La clausola vessatoria

Una volta superato per relationem lo scoglio sul dato soggettivo riguardante la natura consumeristica del condominio tout court, il decidente passa al secondo step decisionale, vale a dire quello afferente la valutazione degli aspetti oggettivi della clausola in disamina, a seconda se essa possa o meno valutarsi vessatoria. Intanto, anche qui una premessa. Ci si trova dinanzi – così riferisce il giudice lombardo - a un contratto per adesione di cui all'articolo 1341 del Codice civile. Per cui, ai sensi del comma 2, la prima conclusione giuridica che si è in grado di assumere è quella per la quale le relative clausole che prevedono deroghe alla competenza devono essere approvate per iscritto (a tal proposito viene richiamato, altresì, l'articolo 33 comma 2, lettera U del Decreto legislativo 206/2005 che prevede che «si presumono vessatorie fino a prova contraria le clausole che hanno, per oggetto o per effetto, di […] stabilire come sede del foro competente sulle controversie località diversa da quella di residenza o domicilio elettivo del consumatore»).

Unica eccezione al principio edotto – così soggiunge il decidente - è quella poi della prova sulla trattativa nell'apposizione della clausola tra i contraenti, che può essere superata attraverso la sottoscrizione della clausola specifica, da parte del consumatore. Infatti, ai sensi dell'articolo 34 comma 4 del Decreto legislativo 206/2005, «non sono vessatorie le clausole o gli elementi di clausola che siano stati oggetto di trattativa individuale».

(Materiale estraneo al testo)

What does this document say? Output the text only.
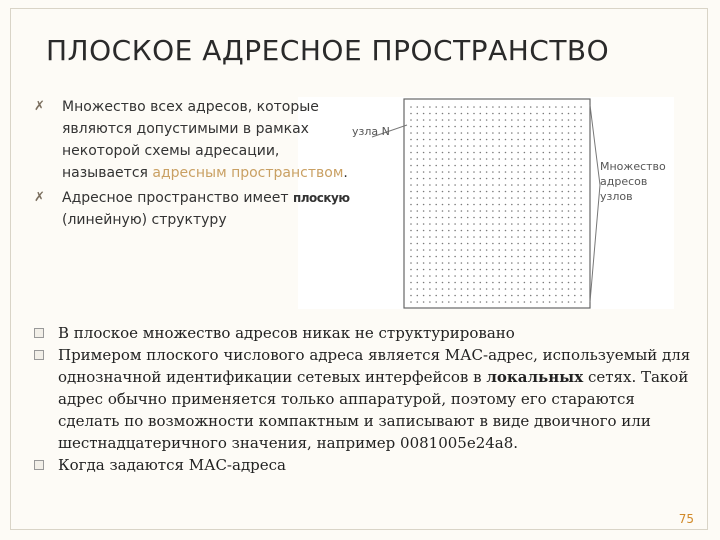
ПЛОСКОЕ АДРЕСНОЕ ПРОСТРАНСТВО
узла N
Множество адресов узлов
✗ Множество всех адресов, которые являются допустимыми в рамках некоторой схемы адресации, называется адресным пространством.
✗ Адресное пространство имеет плоскую (линейную) структуру
В плоское множество адресов никак не структурировано
Примером плоского числового адреса является МАС-адрес, используемый для однозначной идентификации сетевых интерфейсов в локальных сетях. Такой адрес обычно применяется только аппаратурой, поэтому его стараются сделать по возможности компактным и записывают в виде двоичного или шестнадцатеричного значения, например 0081005е24а8.
Когда задаются МАС-адреса
75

La decisione del Tribunale

Orbene, nella fattispecie trattata, il decidente ha constatato che la clausola sulla deroga del foro del consumatore non era stata sottoscritta debitamente da parte dell'amministratore del condominio, e, premesso che, ai sensi dell'articolo 36 comma 1 del decreto legislativo 206/2005, le clausole vessatorie sono nulle mentre il contratto rimane valido per il resto, ha respinto l'eccezione formulata dall'appaltatore avente a oggetto il difetto di competenza del giudice adito, dando atto degli effetti conseguenziali sul piano processuale.